By the same token, one of the biggest things I look for in others is an ability to see and understand and like me for who I am, as I am, for my own sake and not for who I am in relation to them. People who can recognize the subtle signs to stop talking about themselves and start listening, because I have something important to say. Those are the people who end up becoming my closest friends.

But when it comes to seeing someone as a potential lifelong mate, it's not just about them anymore - it becomes much more about how they relate to me. Do I personally like them, what they think, and how they think? Do I find them physically attractive? What do I think of their pursuits in life? Do I find their interests or any aspects of their personalities annoying? Can they continue to be who they are, or would they have to change in ways that would make them less happy but would please me more, and how can I ask them for changes like that? Can I somehow avoid becoming ridiculously jealous over extremely stupid things, and wanting to control how they think, as past experiences have shown I do?

On the whole, I think I'm waiting to find someone who is already exactly who I want them to be.



Note: the immediate cause of these thoughts is not the only source of them.

8 comments:

John the Scientist said...

Good luck with that. :p

Jeri said...

Wow, sounds like quite a contradiction. When I get overanalytical like that I try to remember the Beatle's lyrics, "Let it Be". Accept. Seek first to understand. :)

I second John. Good luck!

Hmmm... question for you. Do you believe in 'soul mates'?

MWT said...

Thanks for your support, John. :p

Jeri: from a firsthand perspective, I used to. But that was before I started figuring out the whole empath thing and how it works.

More generally, I've heard fairly detailed stories from other people about theirs and have no reason to disbelieve them. (And by "reason to disbelieve" what I mean is I have a few pieces of data from an incomplete dataset, firsthand data would be higher quality but I don't have any of that, and so on the whole I can't draw conclusions one way or the other from what I have.)

Nathan said...

Far be it from me to suggest what you should or shouldn't hold out for but I doubt you're ever going to meet anyone who is exactly who you want them to be.

I suspect that you're more likely to meet someone who is enough like who you'd want them to be...enough to make you accept the parts you could live without.

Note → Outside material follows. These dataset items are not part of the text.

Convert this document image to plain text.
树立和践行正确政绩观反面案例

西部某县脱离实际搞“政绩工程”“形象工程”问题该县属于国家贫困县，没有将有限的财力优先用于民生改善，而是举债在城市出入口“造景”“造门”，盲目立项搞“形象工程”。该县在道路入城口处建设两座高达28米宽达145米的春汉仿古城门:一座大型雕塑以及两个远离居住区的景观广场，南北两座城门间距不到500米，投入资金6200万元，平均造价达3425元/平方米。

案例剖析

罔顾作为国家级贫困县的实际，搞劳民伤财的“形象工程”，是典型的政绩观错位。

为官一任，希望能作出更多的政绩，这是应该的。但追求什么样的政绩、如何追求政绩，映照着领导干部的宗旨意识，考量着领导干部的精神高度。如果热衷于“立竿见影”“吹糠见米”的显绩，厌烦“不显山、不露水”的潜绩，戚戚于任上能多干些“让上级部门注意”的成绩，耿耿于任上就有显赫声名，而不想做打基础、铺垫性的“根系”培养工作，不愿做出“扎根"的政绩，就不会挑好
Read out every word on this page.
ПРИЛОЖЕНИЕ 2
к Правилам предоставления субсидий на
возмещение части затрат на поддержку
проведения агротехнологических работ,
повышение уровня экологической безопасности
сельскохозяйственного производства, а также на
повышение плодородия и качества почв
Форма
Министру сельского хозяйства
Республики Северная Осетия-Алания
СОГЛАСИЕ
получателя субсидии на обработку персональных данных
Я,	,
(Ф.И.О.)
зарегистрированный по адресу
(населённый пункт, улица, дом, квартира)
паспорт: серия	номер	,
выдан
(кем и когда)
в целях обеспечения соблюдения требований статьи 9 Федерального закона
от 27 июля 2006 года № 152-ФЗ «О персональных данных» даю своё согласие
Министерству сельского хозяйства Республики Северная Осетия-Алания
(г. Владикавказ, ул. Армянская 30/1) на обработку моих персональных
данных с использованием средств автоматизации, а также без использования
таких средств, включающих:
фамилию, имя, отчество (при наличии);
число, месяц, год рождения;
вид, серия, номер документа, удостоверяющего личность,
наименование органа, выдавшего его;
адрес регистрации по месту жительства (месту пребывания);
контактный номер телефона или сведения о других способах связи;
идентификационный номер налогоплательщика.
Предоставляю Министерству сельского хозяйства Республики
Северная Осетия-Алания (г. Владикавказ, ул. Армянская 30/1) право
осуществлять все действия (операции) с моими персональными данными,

Or possibly, parts of this person will be so much the person you'd want them to be that you happily overlook the other parts.

That's been my experience anyway.

MWT said...

Yeah, something like that.

It's also not all that high on my priority list, though. Basically I keep an eye out in case anyone interesting passes by, but I'm not actively looking or anything. It came up now because someone pointed themselves out.

Jim Wright said...

Well, my experience is this:

You have in your head exactly what you want.

Then you meet somebody and find out that what you had in mind isn't what you wanted after all.

Life is funny that way.

The key, is to find somebody who makes you happy, who makes you laugh, who makes you feel whole. Everything else is gravy. The thing is, that person is almost never the person you had in your mind's eye and you usually find them when you stop looking.

Tom said...

Damnit, Jim! You're not a doctor. Stop giving good advice to people!

MWT, having someone who's good to you is better than not having someone. If you are to someone else what you are looking for for yourself, that's a good start.

Anne C. said...

I'm no expert (by ANY stretch of the imagination) but I understand from observing others that there is an additional complication. Once you find someone who suits you well enough, there is the inescapable fact that you will both change and you both must accept and enjoy that change in order for the relationship to last.

Good luck!

(And your definition of how you feel about soul mates is nearly identical to a definition I've heard of psychic abilities by a friend of mine (no one you know).)